In May 2003, with Burtless still at Loyola recovering from surgery, the company sold all of its assets — but almost none of its liabilities — to International Steel Group, a two-year-old firm set up by investor and "vulture" fund operator Wilbur L. Ross Jr. At virtually the same moment, Kemper Insurance found itself sinking under a mountain of claims, many of them connected with Enron Corp.'s implosion and the priest abuse scandal in the Catholic Archdiocese of Boston.
The combination ripped right out from under Burtless the workers' compensation safety net that was supposed to have caught him when he fell.
It remains murky who is responsible for Burtless' medical bills. Lawyers for Bethlehem and the Indiana Workers' Compensation Board say Kemper should be covering the costs of injured workers such as Burtless. Lawyers for Kemper say Bethlehem stopped paying premiums on its backup policy more than a year before Burtless was hurt, and so the insurer is not responsible. Indiana has a law that bans health providers from trying to collect from injured workers. But because Burtless was rushed across state lines to Illinois for treatment, it's not clear that those protections apply.

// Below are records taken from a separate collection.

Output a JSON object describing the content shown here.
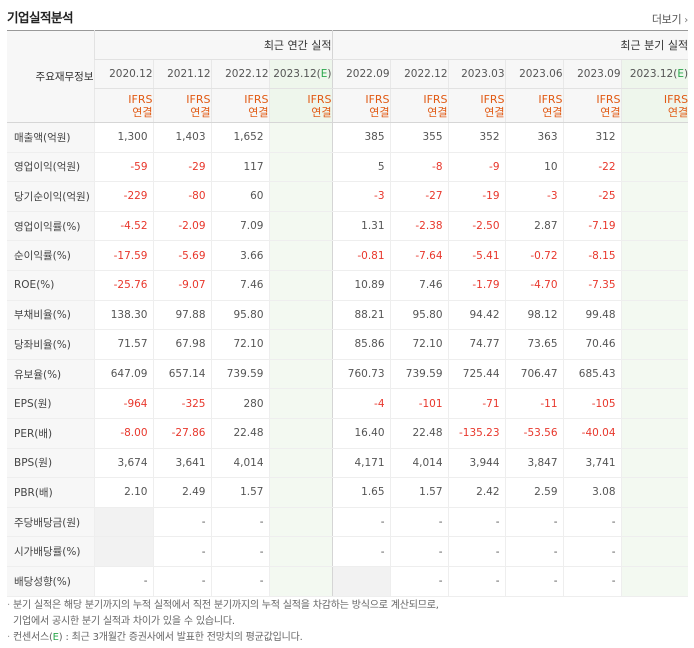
{
  "header": {
    "title": "기업실적분석",
    "more_label": "더보기"
  },
  "table": {
    "corner_label": "주요재무정보",
    "annual_group_label": "최근 연간 실적",
    "quarter_group_label": "최근 분기 실적",
    "annual_periods": [
      "2020.12",
      "2021.12",
      "2022.12",
      "2023.12(E)"
    ],
    "quarter_periods": [
      "2022.09",
      "2022.12",
      "2023.03",
      "2023.06",
      "2023.09",
      "2023.12(E)"
    ],
    "basis_line1": "IFRS",
    "basis_line2": "연결",
    "rows": [
      {
        "label": "매출액(억원)",
        "annual": [
          "1,300",
          "1,403",
          "1,652",
          ""
        ],
        "quarter": [
          "385",
          "355",
          "352",
          "363",
          "312",
          ""
        ]
      },
      {
        "label": "영업이익(억원)",
        "annual": [
          "-59",
          "-29",
          "117",
          ""
        ],
        "quarter": [
          "5",
          "-8",
          "-9",
          "10",
          "-22",
          ""
        ]
      },
      {
        "label": "당기순이익(억원)",
        "annual": [
          "-229",
          "-80",
          "60",
          ""
        ],
        "quarter": [
          "-3",
          "-27",
          "-19",
          "-3",
          "-25",
          ""
        ]
      },
      {
        "label": "영업이익률(%)",
        "annual": [
          "-4.52",
          "-2.09",
          "7.09",
          ""
        ],
        "quarter": [
          "1.31",
          "-2.38",
          "-2.50",
          "2.87",
          "-7.19",
          ""
        ]
      },
      {
        "label": "순이익률(%)",
        "annual": [
          "-17.59",
          "-5.69",
          "3.66",
          ""
        ],
        "quarter": [
          "-0.81",
          "-7.64",
          "-5.41",
          "-0.72",
          "-8.15",
          ""
        ]
      },
      {
        "label": "ROE(%)",
        "annual": [
          "-25.76",
          "-9.07",
          "7.46",
          ""
        ],
        "quarter": [
          "10.89",
          "7.46",
          "-1.79",
          "-4.70",
          "-7.35",
          ""
        ]
      },
      {
        "label": "부채비율(%)",
        "annual": [
          "138.30",
          "97.88",
          "95.80",
          ""
        ],
        "quarter": [
          "88.21",
          "95.80",
          "94.42",
          "98.12",
          "99.48",
          ""
        ]
      },
      {
        "label": "당좌비율(%)",
        "annual": [
          "71.57",
          "67.98",
          "72.10",
          ""
        ],
        "quarter": [
          "85.86",
          "72.10",
          "74.77",
          "73.65",
          "70.46",
          ""
        ]
      },
      {
        "label": "유보율(%)",
        "annual": [
          "647.09",
          "657.14",
          "739.59",
          ""
        ],
        "quarter": [
          "760.73",
          "739.59",
          "725.44",
          "706.47",
          "685.43",
          ""
        ]
      },
      {
        "label": "EPS(원)",
        "annual": [
          "-964",
          "-325",
          "280",
          ""
        ],
        "quarter": [
          "-4",
          "-101",
          "-71",
          "-11",
          "-105",
          ""
        ]
      },
      {
        "label": "PER(배)",
        "annual": [
          "-8.00",
          "-27.86",
          "22.48",
          ""
        ],
        "quarter": [
          "16.40",
          "22.48",
          "-135.23",
          "-53.56",
          "-40.04",
          ""
        ]
      },
      {
        "label": "BPS(원)",
        "annual": [
          "3,674",
          "3,641",
          "4,014",
          ""
        ],
        "quarter": [
          "4,171",
          "4,014",
          "3,944",
          "3,847",
          "3,741",
          ""
        ]
      },
      {
        "label": "PBR(배)",
        "annual": [
          "2.10",
          "2.49",
          "1.57",
          ""
        ],
        "quarter": [
          "1.65",
          "1.57",
          "2.42",
          "2.59",
          "3.08",
          ""
        ]
      },
      {
        "label": "주당배당금(원)",
        "annual": [
          "",
          "-",
          "-",
          ""
        ],
        "quarter": [
          "-",
          "-",
          "-",
          "-",
          "-",
          ""
        ]
      },
      {
        "label": "시가배당률(%)",
        "annual": [
          "",
          "-",
          "-",
          ""
        ],
        "quarter": [
          "-",
          "-",
          "-",
          "-",
          "-",
          ""
        ]
      },
      {
        "label": "배당성향(%)",
        "annual": [
          "-",
          "-",
          "-",
          ""
        ],
        "quarter": [
          "",
          "-",
          "-",
          "-",
          "-",
          ""
        ]
      }
    ]
  },
  "notes": {
    "line1": "분기 실적은 해당 분기까지의 누적 실적에서 직전 분기까지의 누적 실적을 차감하는 방식으로 계산되므로,",
    "line2": "기업에서 공시한 분기 실적과 차이가 있을 수 있습니다.",
    "line3_prefix": "컨센서스(",
    "line3_e": "E",
    "line3_suffix": ") : 최근 3개월간 증권사에서 발표한 전망치의 평균값입니다."
  },
  "colors": {
    "accent_orange": "#e15a14",
    "negative_red": "#e8372c",
    "estimate_green": "#2aa74b",
    "estimate_bg": "#f3f9f1"
  }
}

The upshot is that Loyola, Superior Air Ground Ambulance of Elmhurst, Ill., and even local St. Anthony hospital are all dunning Burtless to pay for his care. Their bills come to $92,075.10 — an amount, Burtless said, he can't possibly hope to meet.
Back to the Factory
To save money in the months after his discharge from Loyola, Burtless decided to forgo the $200-a-day medical dressings the doctors had ordered for his legs. Instead, he bought Pampers and boiled them to make a sort of papier-mache that he used to swathe his burns.

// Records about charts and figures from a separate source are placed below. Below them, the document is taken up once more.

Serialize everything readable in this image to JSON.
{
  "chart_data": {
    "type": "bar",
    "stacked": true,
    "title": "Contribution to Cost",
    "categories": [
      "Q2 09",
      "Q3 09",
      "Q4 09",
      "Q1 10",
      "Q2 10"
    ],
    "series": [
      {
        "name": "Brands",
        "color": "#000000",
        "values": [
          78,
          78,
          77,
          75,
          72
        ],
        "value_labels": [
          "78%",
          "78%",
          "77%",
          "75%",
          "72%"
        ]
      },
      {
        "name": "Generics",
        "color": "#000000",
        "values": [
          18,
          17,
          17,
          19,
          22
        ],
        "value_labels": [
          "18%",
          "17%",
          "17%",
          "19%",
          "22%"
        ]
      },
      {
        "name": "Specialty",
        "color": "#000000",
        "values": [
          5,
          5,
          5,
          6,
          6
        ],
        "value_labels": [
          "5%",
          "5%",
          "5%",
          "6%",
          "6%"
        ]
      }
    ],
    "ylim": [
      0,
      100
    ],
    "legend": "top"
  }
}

After Burtless spent weeks wrangling with St. Anthony to continue sending a home health aide, Patty and Nicky moved back in and Patty began taking care of her father. Then Mary returned, too, after her car loans and credit card bills got out of hand and she had to declare bankruptcy.
The sale of Bethlehem Steel did not eliminate the $1,670-a-month pension that Burtless expects to collect someday. That's only because the Pension Benefit Guaranty Corp., a federal agency, picked up the obligation.